بسم
الله الرحمن الرحيم
Fiqih Shalat Jumat (6)
Segala puji bagi Allah, shalawat dan salam semoga terlimpah kepada
Rasulullah, kepada keluarganya, kepada para sahabatnya dan orang-orang yang
mengikutinya hingga hari Kiamat, amma ba’du:
Berikut pembahasan lanjutan tentang fiqih shalat
Jumat, semoga Allah Subhaanahu wa Ta'aala menjadikan risalah ini ikhlas
karena-Nya dan bermanfaat, Allahumma aamin.
Disyariatkan berdiri dalam dua khutbah
dan disela-selahi duduk ringan di antara keduanya
Dari Ibnu Umar radhiyallahu anhuma ia
berkata, “Nabi shallallahu alaihi wa sallam berkhutbah pada hari Jumat dengan
berdiri, lalu duduk, kemudian berdiri lagi sebagaimana yang mereka lakukan
sekarang.” (Hr.
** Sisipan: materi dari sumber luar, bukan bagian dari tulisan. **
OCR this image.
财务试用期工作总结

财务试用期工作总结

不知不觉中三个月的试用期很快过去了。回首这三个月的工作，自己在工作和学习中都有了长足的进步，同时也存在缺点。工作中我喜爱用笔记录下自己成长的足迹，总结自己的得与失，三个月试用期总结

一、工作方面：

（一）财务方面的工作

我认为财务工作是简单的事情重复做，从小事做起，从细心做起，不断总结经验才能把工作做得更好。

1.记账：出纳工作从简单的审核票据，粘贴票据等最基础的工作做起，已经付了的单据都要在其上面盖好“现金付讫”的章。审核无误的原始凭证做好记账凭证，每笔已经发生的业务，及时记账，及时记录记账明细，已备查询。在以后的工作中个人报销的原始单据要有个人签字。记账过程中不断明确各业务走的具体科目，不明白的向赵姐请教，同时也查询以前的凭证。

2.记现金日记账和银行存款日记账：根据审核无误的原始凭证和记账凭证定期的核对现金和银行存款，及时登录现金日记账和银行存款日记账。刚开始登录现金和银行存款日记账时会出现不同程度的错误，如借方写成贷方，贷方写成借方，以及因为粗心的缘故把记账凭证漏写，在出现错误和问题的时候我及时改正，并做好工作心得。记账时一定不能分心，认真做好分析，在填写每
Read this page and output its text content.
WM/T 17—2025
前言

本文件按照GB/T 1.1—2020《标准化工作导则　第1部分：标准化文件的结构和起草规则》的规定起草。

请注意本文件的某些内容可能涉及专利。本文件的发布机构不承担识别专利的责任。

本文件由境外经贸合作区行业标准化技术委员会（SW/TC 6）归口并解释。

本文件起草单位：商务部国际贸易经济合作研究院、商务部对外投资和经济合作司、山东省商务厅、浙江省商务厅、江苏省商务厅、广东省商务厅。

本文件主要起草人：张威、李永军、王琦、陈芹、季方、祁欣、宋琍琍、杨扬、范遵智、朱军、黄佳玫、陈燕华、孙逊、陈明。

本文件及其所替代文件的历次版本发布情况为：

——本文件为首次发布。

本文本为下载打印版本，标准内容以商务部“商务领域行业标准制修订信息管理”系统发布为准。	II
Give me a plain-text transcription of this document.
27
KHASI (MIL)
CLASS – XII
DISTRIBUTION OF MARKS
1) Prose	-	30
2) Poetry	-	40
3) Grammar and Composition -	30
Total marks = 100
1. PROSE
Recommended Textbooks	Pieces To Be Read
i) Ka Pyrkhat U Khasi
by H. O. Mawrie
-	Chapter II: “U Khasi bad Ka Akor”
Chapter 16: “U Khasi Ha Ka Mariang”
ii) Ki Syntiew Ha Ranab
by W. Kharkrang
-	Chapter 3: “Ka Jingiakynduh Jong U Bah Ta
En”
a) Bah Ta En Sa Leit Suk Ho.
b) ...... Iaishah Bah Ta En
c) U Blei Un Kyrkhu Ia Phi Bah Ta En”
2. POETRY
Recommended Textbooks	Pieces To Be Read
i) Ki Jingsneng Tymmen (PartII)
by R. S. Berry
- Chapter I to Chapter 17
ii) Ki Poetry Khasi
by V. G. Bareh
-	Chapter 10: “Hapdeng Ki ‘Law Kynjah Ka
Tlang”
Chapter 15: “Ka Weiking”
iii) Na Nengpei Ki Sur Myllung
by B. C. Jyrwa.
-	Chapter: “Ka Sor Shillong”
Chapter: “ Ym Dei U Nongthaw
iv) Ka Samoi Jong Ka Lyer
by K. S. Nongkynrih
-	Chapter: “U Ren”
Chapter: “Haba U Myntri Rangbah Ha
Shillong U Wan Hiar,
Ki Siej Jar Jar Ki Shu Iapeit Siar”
Jamaah)
Dari Jabir bin Samurah radhiyallahu
anhu ia berkata, “Nabi shallallahu alaihi wa sallam berkhutbah sambil berdiri,
lalu duduk, kemudian berdiri lagi sambil berkhutbah. Barang siapa yang
menyatakan bahwa Beliau berkhutbah sambil duduk, maka ia telah berdusta. Demi
Allah, aku shalat (lima waktu) bersama Beliau lebih dari 2.000 kali.” (Hr.
Ahmad, Muslim, dan Abu Dawud)
Ibnu Abi Syaibah meriwayatkan dari
Thawus, ia berkata, “Rasulullah shallallahu alaihi wa sallam berkhutbah sambil
berdiri, demikian pula Abu Bakar, Umar, dan Utsman, dan orang yang pertama kali
duduk di mimbar (saat khutbah) adalah
Mu’awiyah.”
Sebagian ulama berpendapat wajibnya
berdiri ketika khutbah dan wajibnya disela-selahi duduk di antara kedua khutbah
karena melihat praktek Rasul shallallahu alaihi wa sallam dan para sahabatnya.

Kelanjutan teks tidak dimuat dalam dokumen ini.